Un été en famille, premier roman d'Arnaud Delrue que les éditions du Seuil publient en cette rentrée, s'ouvre sur un enterrement, celui de la sœur de Philippe, héros du récit. On découvre ainsi les principaux membres de la famille au fil de la cérémonie: la mère, prostrée, Marie la plus jeune sœur, l'oncle Paul - de père, il ne sera pas question ici. Au delà du malaise, qui est palpable en cet événement si tragique, on sent d'emblée d'autres tensions, plus profondes, et le départ précipité de Philippe à l'issue de l'enterrement - l'oncle ne souhaite pas qu'il reste- en est l'une des preuves.

Le récit se compose ensuite en deux temps, d'une part le récit de la vie de Philippe et de ses proches, qui reprend son cours de manière on ne peut plus trouble : Le garçon retourne au travail, fréquente une collègue, passe du temps avec Marie et sa mère, qui sont parties habiter chez l'oncle, et avec qui les relations sont particulièrement ambigües.  Le sujet de conversation récurrent reste l'argent, dont semble manquer cruellement la mère, qui attend des assurances une éventuelle compensation. De la sœur disparue, il n'en est plus que rarement question, ou alors sous forme de reproche à l'adresse de Philippe. Alors que le deuil aurait pu resserrer les liens entre eux, il n'en est rien.

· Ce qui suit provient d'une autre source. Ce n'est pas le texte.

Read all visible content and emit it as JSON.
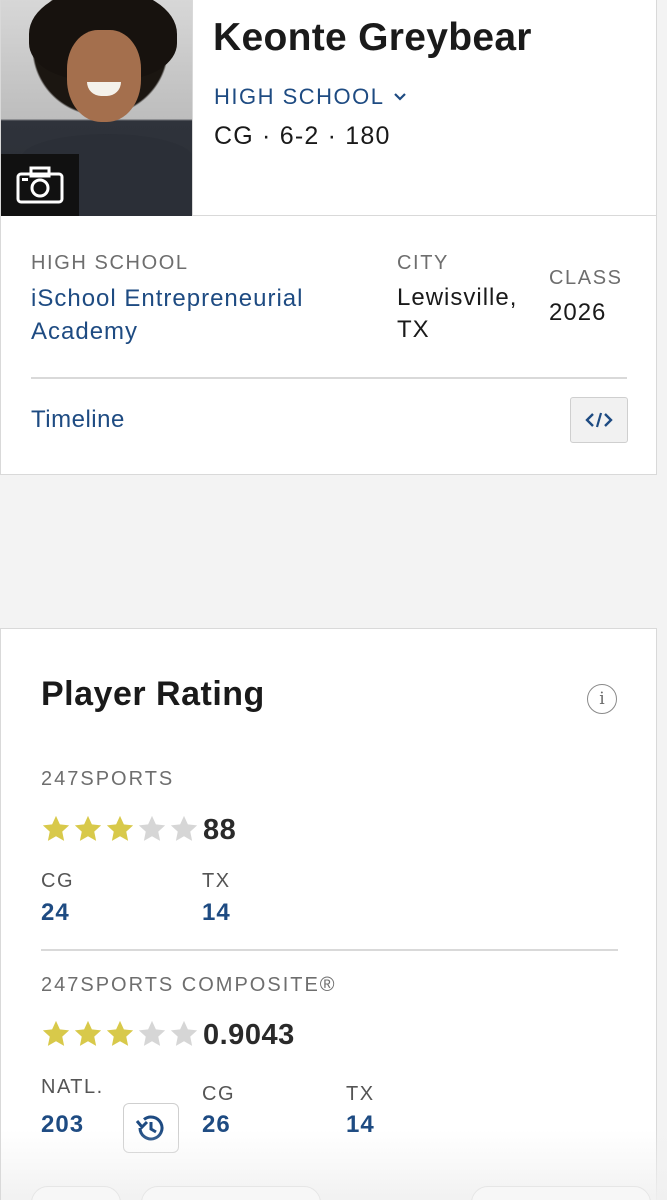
{
  "player": {
    "name": "Keonte Greybear",
    "level": "HIGH SCHOOL",
    "vitals": "CG · 6-2 · 180"
  },
  "details": {
    "high_school_label": "HIGH SCHOOL",
    "high_school_line1": "iSchool Entrepreneurial",
    "high_school_line2": "Academy",
    "city_label": "CITY",
    "city_line1": "Lewisville,",
    "city_line2": "TX",
    "class_label": "CLASS",
    "class_value": "2026",
    "timeline_label": "Timeline"
  },
  "rating": {
    "title": "Player Rating",
    "info_glyph": "i",
    "sports247": {
      "label": "247SPORTS",
      "stars": 3,
      "max_stars": 5,
      "score": "88",
      "ranks": [
        {
          "label": "CG",
          "value": "24"
        },
        {
          "label": "TX",
          "value": "14"
        }
      ]
    },
    "composite": {
      "label": "247SPORTS COMPOSITE®",
      "stars": 3,
      "max_stars": 5,
      "score": "0.9043",
      "ranks": [
        {
          "label": "NATL.",
          "value": "203"
        },
        {
          "label": "CG",
          "value": "26"
        },
        {
          "label": "TX",
          "value": "14"
        }
      ]
    }
  },
  "icons": {
    "camera": "camera-icon",
    "chevron": "chevron-down-icon",
    "embed": "code-icon",
    "info": "info-icon",
    "history": "history-icon",
    "star": "star-icon"
  },
  "colors": {
    "link": "#1e4b82",
    "star_filled": "#d8c94a",
    "star_empty": "#d6d6d6"
  }
}
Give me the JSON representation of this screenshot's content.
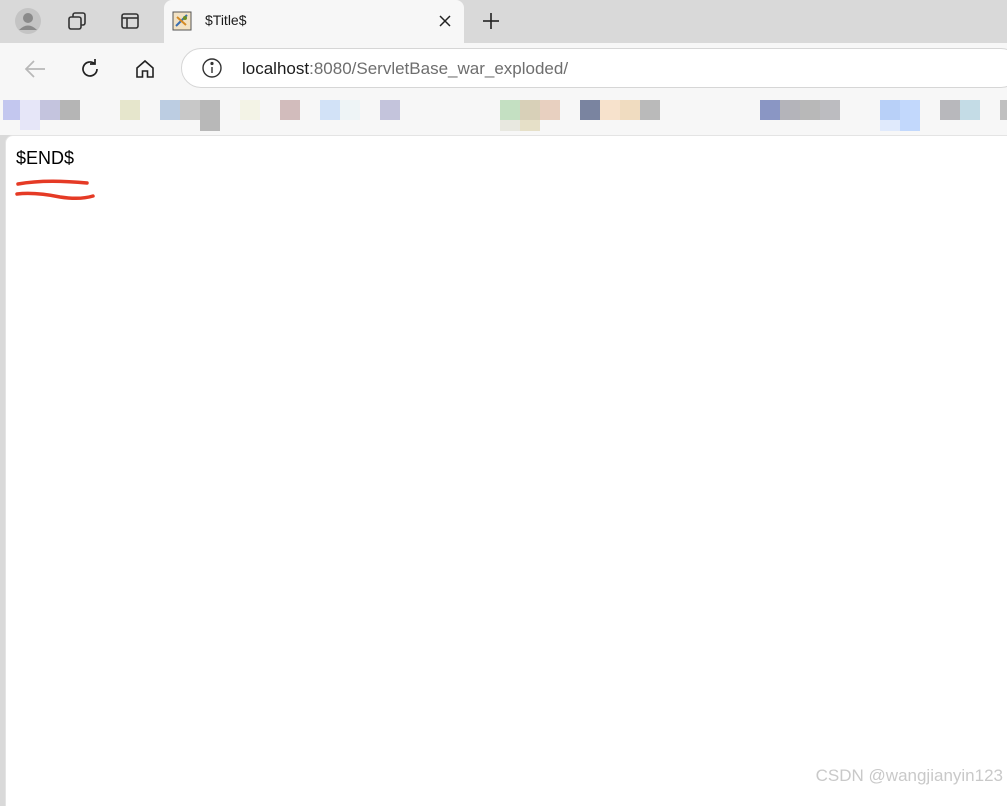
{
  "window": {
    "tab": {
      "title": "$Title$"
    }
  },
  "toolbar": {
    "url": {
      "host": "localhost",
      "rest": ":8080/ServletBase_war_exploded/"
    }
  },
  "page": {
    "body_text": "$END$"
  },
  "watermark": "CSDN @wangjianyin123",
  "icons": {
    "profile": "profile-icon",
    "collections": "collections-icon",
    "tab_actions": "tab-actions-icon",
    "favicon": "java-favicon-icon",
    "close": "close-icon",
    "new_tab": "plus-icon",
    "back": "back-arrow-icon",
    "refresh": "refresh-icon",
    "home": "home-icon",
    "info": "info-icon"
  },
  "colors": {
    "tab_strip": "#d9d9d9",
    "toolbar": "#f7f7f7",
    "page_bg": "#ffffff",
    "annotation": "#e53a25",
    "watermark": "#c9c9c9"
  }
}
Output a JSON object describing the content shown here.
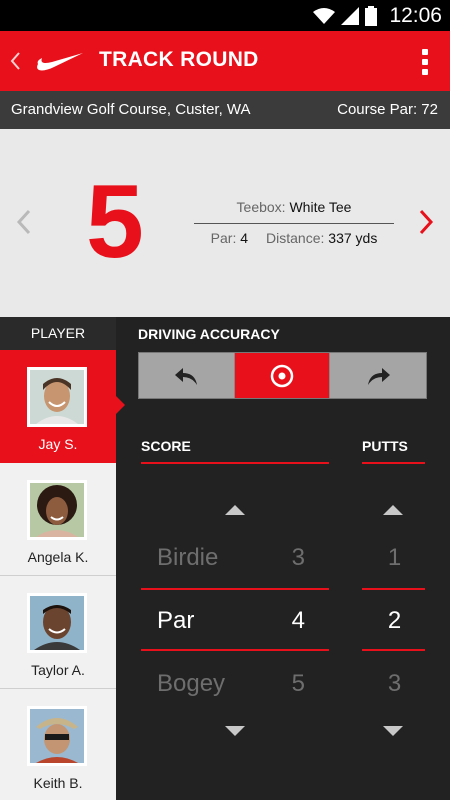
{
  "status": {
    "time": "12:06"
  },
  "header": {
    "title": "TRACK ROUND"
  },
  "course": {
    "name": "Grandview Golf Course, Custer, WA",
    "par_label": "Course Par: 72"
  },
  "hole": {
    "number": "5",
    "teebox_label": "Teebox:",
    "teebox_value": "White Tee",
    "par_label": "Par:",
    "par_value": "4",
    "distance_label": "Distance:",
    "distance_value": "337 yds"
  },
  "players": {
    "header": "PLAYER",
    "items": [
      {
        "name": "Jay S.",
        "active": true
      },
      {
        "name": "Angela K.",
        "active": false
      },
      {
        "name": "Taylor A.",
        "active": false
      },
      {
        "name": "Keith B.",
        "active": false
      }
    ]
  },
  "driving": {
    "label": "DRIVING ACCURACY",
    "options": [
      "left-icon",
      "target-icon",
      "right-icon"
    ],
    "selected": "target-icon"
  },
  "score": {
    "label": "SCORE",
    "rows": [
      {
        "name": "Birdie",
        "value": "3"
      },
      {
        "name": "Par",
        "value": "4"
      },
      {
        "name": "Bogey",
        "value": "5"
      }
    ],
    "selected": "Par"
  },
  "putts": {
    "label": "PUTTS",
    "values": [
      "1",
      "2",
      "3"
    ],
    "selected": "2"
  },
  "colors": {
    "accent": "#e8111b",
    "dark": "#222222",
    "panel": "#e9e9e9"
  }
}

Dans un deuxième temps, et sous forme de récit croisé, on suit Philippe encore, mais cette fois au volant d'une camionnette, roulant en direction de l'Espagne, fuyant on ne sait quoi. Il s'adresse alors à Marie, comme pour lui faire une ultime confession -de quelle faute, on tentera de l'apprendre au fil du récit....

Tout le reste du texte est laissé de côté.